いろんな人たちに支えられているから、問題ナッシング!! 毎日がとっても楽しい。
今日は今日で、ロイズさんからのお願いがありましたぁ。
「……特定の食材でポーションパンを?」
「おう。ポーションパン、とくればそれはそれで売れるが。近隣のパン屋も真似したがるだろ?」
前は迷惑をかけちゃった普通のパン屋さんたち。
今では、自分たちなりに『オリジナルのパン』が作れるかどうかを試行錯誤してるみたい。それは、噂が流れて街の外の方にも。現状、僕とリトくん以外でポーションパンは作ることはできないけど。
それでも、パン屋の街おこしから賑わっているから。商業ギルド的には問題ないらしい。
「今回は何ですか?」
「芋だ。ジャガイモとカンショが豊作でよ」
カンショはさつまいもの古い言い方。異世界ではそれが定着してるみたい。
「うーん。真似しやすい惣菜パンや、菓子パンはいくらでもできますけど」
「依頼してぇのは、『どっちでも同じパン』が作れることだな。
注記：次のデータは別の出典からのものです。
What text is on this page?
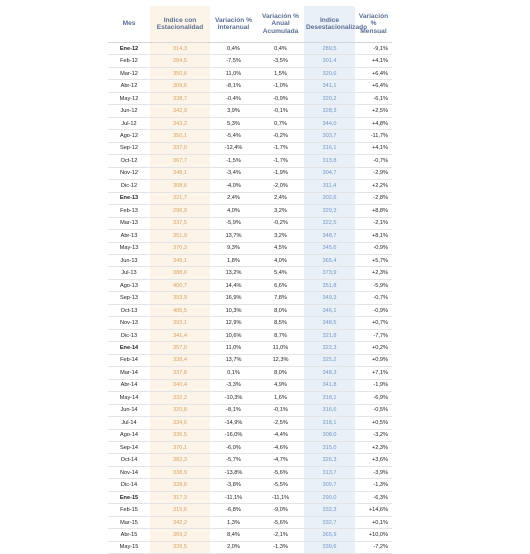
Mes	Indice con Estacionalidad	Variación % Interanual	Variación % Anual Acumulada	Indice Desestacionalizado	Variación % Mensual
Ene-12	314,3	0,4%	0,4%	289,5	-9,1%
Feb-12	284,5	-7,5%	-3,5%	301,4	+4,1%
Mar-12	350,6	11,0%	1,5%	320,6	+6,4%
Abr-12	309,6	-8,1%	-1,0%	341,1	+6,4%
May-12	338,7	-0,4%	-0,9%	320,2	-6,1%
Jun-12	342,9	3,9%	-0,1%	328,3	+2,5%
Jul-12	343,2	5,3%	0,7%	344,0	+4,8%
Ago-12	350,1	-5,4%	-0,2%	303,7	-11,7%
Sep-12	337,0	-12,4%	-1,7%	316,1	+4,1%
Oct-12	367,7	-1,5%	-1,7%	313,8	-0,7%
Nov-12	348,1	-3,4%	-1,9%	304,7	-2,9%
Dic-12	308,6	-4,0%	-2,0%	311,4	+2,2%
Ene-13	321,7	2,4%	2,4%	302,6	-2,8%
Feb-13	296,9	4,0%	3,2%	329,3	+8,8%
Mar-13	337,5	-5,9%	-0,2%	322,5	-2,1%
Abr-13	351,9	13,7%	3,2%	348,7	+8,1%
May-13	370,3	9,3%	4,5%	345,6	-0,9%
Jun-13	349,1	1,8%	4,0%	365,4	+5,7%
Jul-13	388,6	13,2%	5,4%	373,9	+2,3%
Ago-13	400,7	14,4%	6,6%	351,8	-5,9%
Sep-13	393,9	16,9%	7,8%	349,3	-0,7%
Oct-13	405,5	10,3%	8,0%	346,1	-0,9%
Nov-13	393,1	12,9%	8,5%	348,5	+0,7%
Dic-13	341,4	10,6%	8,7%	321,8	-7,7%
Ene-14	357,0	11,0%	11,0%	322,3	+0,2%
Feb-14	338,4	13,7%	12,3%	325,2	+0,9%
Mar-14	337,8	0,1%	8,0%	348,3	+7,1%
Abr-14	340,4	-3,3%	4,9%	341,8	-1,9%
May-14	332,2	-10,3%	1,6%	318,1	-6,9%
Jun-14	320,8	-8,1%	-0,1%	316,6	-0,5%
Jul-14	334,6	-14,9%	-2,5%	318,1	+0,5%
Ago-14	336,5	-16,0%	-4,4%	308,0	-3,2%
Sep-14	370,1	-6,0%	-4,6%	315,0	+2,3%
Oct-14	382,3	-5,7%	-4,7%	326,3	+3,6%
Nov-14	338,9	-13,8%	-5,6%	313,7	-3,9%
Dic-14	328,6	-3,8%	-5,5%	309,7	-1,3%
Ene-15	317,3	-11,1%	-11,1%	290,0	-6,3%
Feb-15	315,6	-6,8%	-9,0%	332,3	+14,6%
Mar-15	342,2	1,3%	-5,6%	332,7	+0,1%
Abr-15	369,2	8,4%	-2,1%	365,9	+10,0%
May-15	339,5	2,0%	-1,3%	339,6	-7,2%
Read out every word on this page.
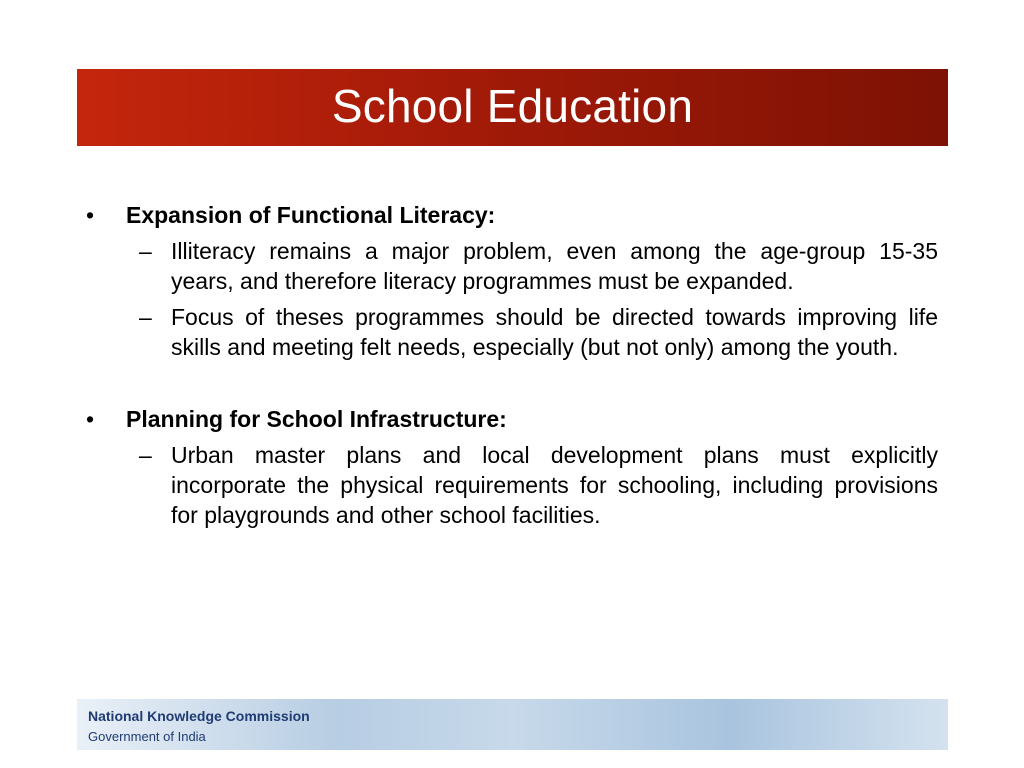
School Education
•	Expansion of Functional Literacy:
– Illiteracy remains a major problem, even among the age-group 15-35 years, and therefore literacy programmes must be expanded.
– Focus of theses programmes should be directed towards improving life skills and meeting felt needs, especially (but not only) among the youth.
•	Planning for School Infrastructure:
– Urban master plans and local development plans must explicitly incorporate the physical requirements for schooling, including provisions for playgrounds and other school facilities.
National Knowledge Commission
Government of India
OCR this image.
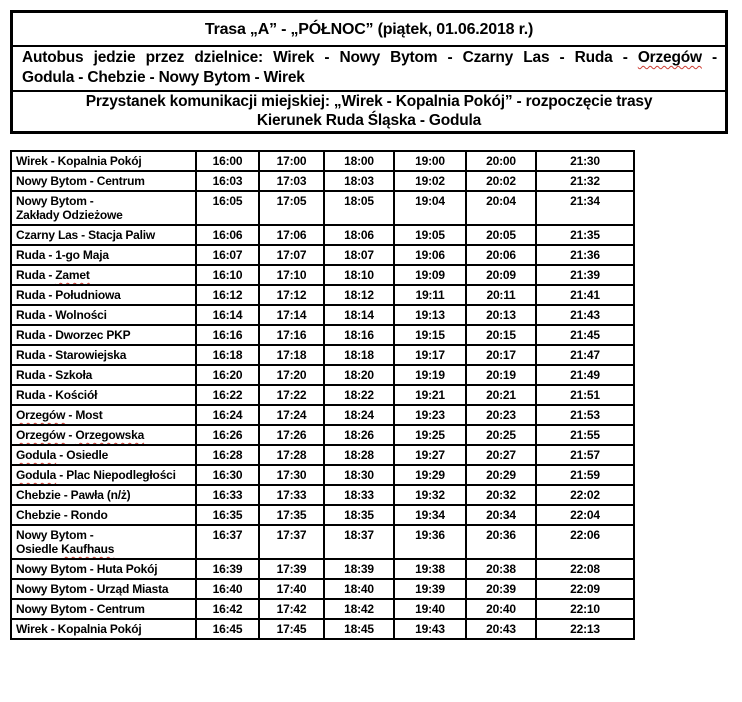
Trasa „A” - „PÓŁNOC” (piątek, 01.06.2018 r.)
Autobus jedzie przez dzielnice: Wirek - Nowy Bytom - Czarny Las - Ruda - Orzegów -
Godula - Chebzie - Nowy Bytom - Wirek
Przystanek komunikacji miejskiej: „Wirek - Kopalnia Pokój” - rozpoczęcie trasy
Kierunek Ruda Śląska - Godula
Wirek - Kopalnia Pokój	16:00	17:00	18:00	19:00	20:00	21:30
Nowy Bytom - Centrum	16:03	17:03	18:03	19:02	20:02	21:32
Nowy Bytom -
Zakłady Odzieżowe	16:05	17:05	18:05	19:04	20:04	21:34
Czarny Las - Stacja Paliw	16:06	17:06	18:06	19:05	20:05	21:35
Ruda - 1-go Maja	16:07	17:07	18:07	19:06	20:06	21:36
Ruda - Zamet	16:10	17:10	18:10	19:09	20:09	21:39
Ruda - Południowa	16:12	17:12	18:12	19:11	20:11	21:41
Ruda - Wolności	16:14	17:14	18:14	19:13	20:13	21:43
Ruda - Dworzec PKP	16:16	17:16	18:16	19:15	20:15	21:45
Ruda - Starowiejska	16:18	17:18	18:18	19:17	20:17	21:47
Ruda - Szkoła	16:20	17:20	18:20	19:19	20:19	21:49
Ruda - Kościół	16:22	17:22	18:22	19:21	20:21	21:51
Orzegów - Most	16:24	17:24	18:24	19:23	20:23	21:53
Orzegów - Orzegowska	16:26	17:26	18:26	19:25	20:25	21:55
Godula - Osiedle	16:28	17:28	18:28	19:27	20:27	21:57
Godula - Plac Niepodległości	16:30	17:30	18:30	19:29	20:29	21:59
Chebzie - Pawła (n/ż)	16:33	17:33	18:33	19:32	20:32	22:02
Chebzie - Rondo	16:35	17:35	18:35	19:34	20:34	22:04
Nowy Bytom -
Osiedle Kaufhaus	16:37	17:37	18:37	19:36	20:36	22:06
Nowy Bytom - Huta Pokój	16:39	17:39	18:39	19:38	20:38	22:08
Nowy Bytom - Urząd Miasta	16:40	17:40	18:40	19:39	20:39	22:09
Nowy Bytom - Centrum	16:42	17:42	18:42	19:40	20:40	22:10
Wirek - Kopalnia Pokój	16:45	17:45	18:45	19:43	20:43	22:13
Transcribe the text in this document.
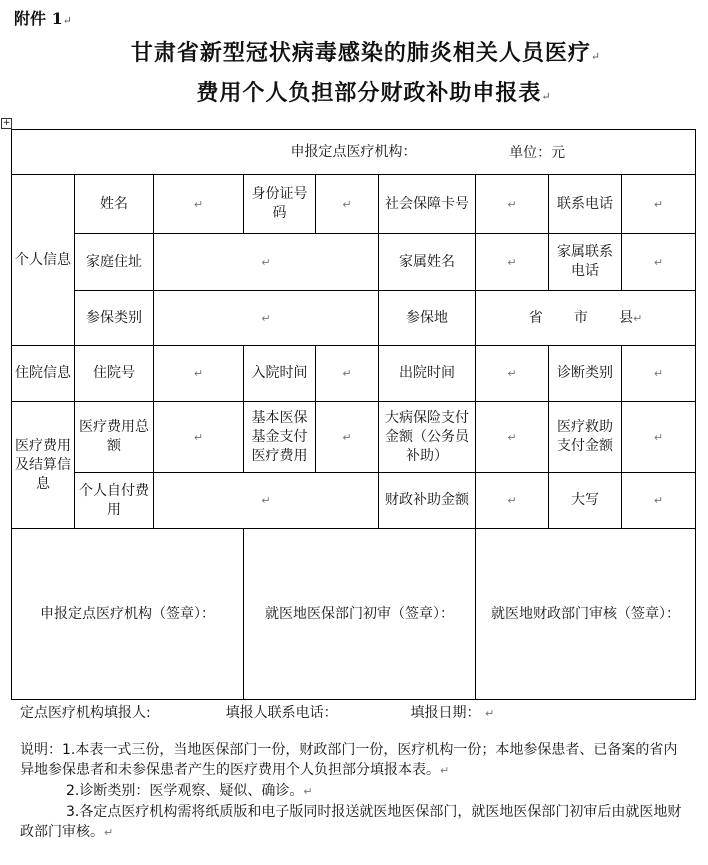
附件 1↵
甘肃省新型冠状病毒感染的肺炎相关人员医疗↵
费用个人负担部分财政补助申报表↵
+
申报定点医疗机构： 单位：元								

个人信息	姓名	↵	身份证号码	↵	社会保障卡号	↵	联系电话	↵
	家庭住址	↵			家属姓名	↵	家属联系电话	↵
	参保类别	↵			参保地	省 市 县↵		
住院信息	住院号	↵	入院时间	↵	出院时间	↵	诊断类别	↵
医疗费用及结算信息	医疗费用总额	↵	基本医保基金支付医疗费用	↵	大病保险支付金额（公务员补助）	↵	医疗救助支付金额	↵
	个人自付费用	↵			财政补助金额	↵	大写	↵
申报定点医疗机构（签章）：			就医地医保部门初审（签章）：			就医地财政部门审核（签章）：		
定点医疗机构填报人:	填报人联系电话：	填报日期： ↵

说明：1.本表一式三份，当地医保部门一份，财政部门一份，医疗机构一份；本地参保患者、已备案的省内异地参保患者和未参保患者产生的医疗费用个人负担部分填报本表。↵

2.诊断类别：医学观察、疑似、确诊。↵

3.各定点医疗机构需将纸质版和电子版同时报送就医地医保部门，就医地医保部门初审后由就医地财政部门审核。↵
陛下は今回関与してない」
「となると……」
ジャガイモのでんぷんから出来る『片栗粉』は、ジャガイモのクズ芋から大量のできるって聞いたことがあるし……この世界でも調味料としてちゃんとある。
なら、と! リトくんを呼んで、まずは『子どもでも出来るパン』を作ってみようと決めた!!
「ししょー? ぼく、なに作れば?」
「久しぶりの挑戦だよ! ポンデケージョ、ってパンを作るんだ」
「ぽ?」
「……言いにくいが、なんだそりゃ? 芋入りで作れんのか?」
「んー。ちょっと、ドーナツに近いです」
潰した芋に、粉類と牛乳。あと、しょっぱい系の試作にはチーズを少々!! それにはロイズさんもびっくりしてたけどね?
僕とリトくんで生地を丸めたら、それぞれの相棒のオーブンで焼く。
ちょっと白っぽいのがジャガイモで、黄色がさつまいもだ。
「……見た目は、なんかポーションの『薬玉』にも見えるな?」
「中身は違いますけどね?」
お師匠さんに教わったけど、漢方とかのタブレットとかみたい。漢方ぽいから苦いんだって……。
【《さつまいもポンデケージョ》
・腹痛完治
・軽度腰痛完治
《ジャガイモポンデケージョ》
・擦り傷完治
・下剤効能
以上の効能となります】
今回は簡単過ぎたからか、効能はまあまあだけど……冷めてからが美味しいだけじゃないのがポンデケージョ。少し、冷やす魔法をかけたあとに食べてもらえば!!
「は? 変な感触だが」
「ぷにぷに、チーズおいしいです!!」
まだ白玉とか作ったことないもんね? もち米もあるらしいから、餅入り菓子パンとかピザパンとか作ろうかなって。
ただ、不思議感触過ぎて、ロイズさんは混乱してた。片栗粉とか、ベーキングパウダーの使い方次第でここまで混乱すると思わず。
飲み込んでから説明すれば、他の材料でも出来るか問い詰められちゃった……。前も作ったんだけどね?